Of course, performance will be another key factor in XQuery’s adoption. Performance of data integration logic can be unacceptable in many cases due to the excessive network traffic and local memory consumption needed to process queries across disparate data sources. There are many products on the market today that deal with this problem by offering server-based solutions that separate the data integration logic from the application. Many of these platforms are XML-aware and have plans for supporting XQuery.

For example, Microsoft, IBM, and Oracle have all staked out a position in the XML world that by morphing their respective databases at the API level, their platforms can easily serve as big and fast file servers for any data type.
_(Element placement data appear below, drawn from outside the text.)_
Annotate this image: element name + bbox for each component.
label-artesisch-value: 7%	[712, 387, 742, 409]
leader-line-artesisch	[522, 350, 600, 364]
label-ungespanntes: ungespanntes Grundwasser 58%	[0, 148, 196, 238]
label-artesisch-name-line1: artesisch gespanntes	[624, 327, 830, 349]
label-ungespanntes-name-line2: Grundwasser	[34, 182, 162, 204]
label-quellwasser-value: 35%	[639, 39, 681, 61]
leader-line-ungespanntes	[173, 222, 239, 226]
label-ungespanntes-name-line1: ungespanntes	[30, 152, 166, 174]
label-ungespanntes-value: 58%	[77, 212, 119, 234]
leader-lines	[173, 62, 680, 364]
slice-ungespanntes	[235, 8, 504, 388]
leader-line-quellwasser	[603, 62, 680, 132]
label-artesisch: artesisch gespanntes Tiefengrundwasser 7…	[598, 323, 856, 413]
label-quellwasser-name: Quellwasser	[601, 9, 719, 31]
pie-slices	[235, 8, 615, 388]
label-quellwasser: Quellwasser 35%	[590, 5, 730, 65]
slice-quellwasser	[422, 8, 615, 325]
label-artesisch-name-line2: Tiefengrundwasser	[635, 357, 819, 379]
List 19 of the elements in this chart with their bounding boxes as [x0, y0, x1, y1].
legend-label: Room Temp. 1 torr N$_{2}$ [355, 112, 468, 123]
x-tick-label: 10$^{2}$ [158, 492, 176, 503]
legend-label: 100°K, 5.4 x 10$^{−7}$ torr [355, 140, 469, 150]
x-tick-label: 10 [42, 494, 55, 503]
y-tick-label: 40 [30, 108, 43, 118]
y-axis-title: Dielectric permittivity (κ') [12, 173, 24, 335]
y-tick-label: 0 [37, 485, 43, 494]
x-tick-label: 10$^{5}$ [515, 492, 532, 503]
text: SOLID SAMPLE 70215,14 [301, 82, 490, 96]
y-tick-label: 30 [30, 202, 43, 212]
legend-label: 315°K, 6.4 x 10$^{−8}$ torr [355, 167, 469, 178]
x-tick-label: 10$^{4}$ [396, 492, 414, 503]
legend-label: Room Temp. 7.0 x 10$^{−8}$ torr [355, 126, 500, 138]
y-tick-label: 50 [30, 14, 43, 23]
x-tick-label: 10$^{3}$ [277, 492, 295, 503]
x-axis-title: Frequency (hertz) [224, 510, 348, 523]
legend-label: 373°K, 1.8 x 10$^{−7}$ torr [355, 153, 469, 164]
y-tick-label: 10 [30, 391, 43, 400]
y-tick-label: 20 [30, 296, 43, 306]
In this world, XQuery is a natural API for accessing the disparate data types stored in those servers, as well as for accessing external data sources like file systems and WebDAV repositories. XQuery implementations from integration vendors like BEA, Ipedo, Actuate, and OpenLink are also on the market today. The good news is that many vendors are actively developing useful products and helping promote the use of XQuery. The bad news is that some of these vendors are using proprietary XQuery extensions and highly purposed implementations to deliver working products, with the unfortunate result that the XQuery services offered by these vendors are bound within the context of their platform-based solutions.

Other solutions coming to market, like DataDirect XQuery™, will offer XQuery and XQJ compliant data access technology as an embeddable, high performance component. Interestingly, the DataDirect Technologies’ XQuery implementation will expose as XML the relational data stored on any of the major database platforms. In other words, using relational data in an XQuery will not be dependent on the database vendor’s support of XML. And, DataDirect XQuery™ will provide hard-to-match performance benefits by pushing much of the distributed query and join operations to the underlying relational database platforms involved in the query. This fast and lightweight approach to data integration will be a natural fit for developing rich data-level SOA services.

Conclusion

XQuery promises unprecedented productivity for developers solving data integration problems. Delivery on that promise by W3C and industry stakeholders will be the key to XQuery’s success. As this article discussed, there are many arguments for the success of XQuery as a widely adopted programming language: ease of use, similarity to SQL, the demand for data integration, enhanced developer productivity, an active vendor community, interoperability with legacy data, and widespread use of XML are just a few of them.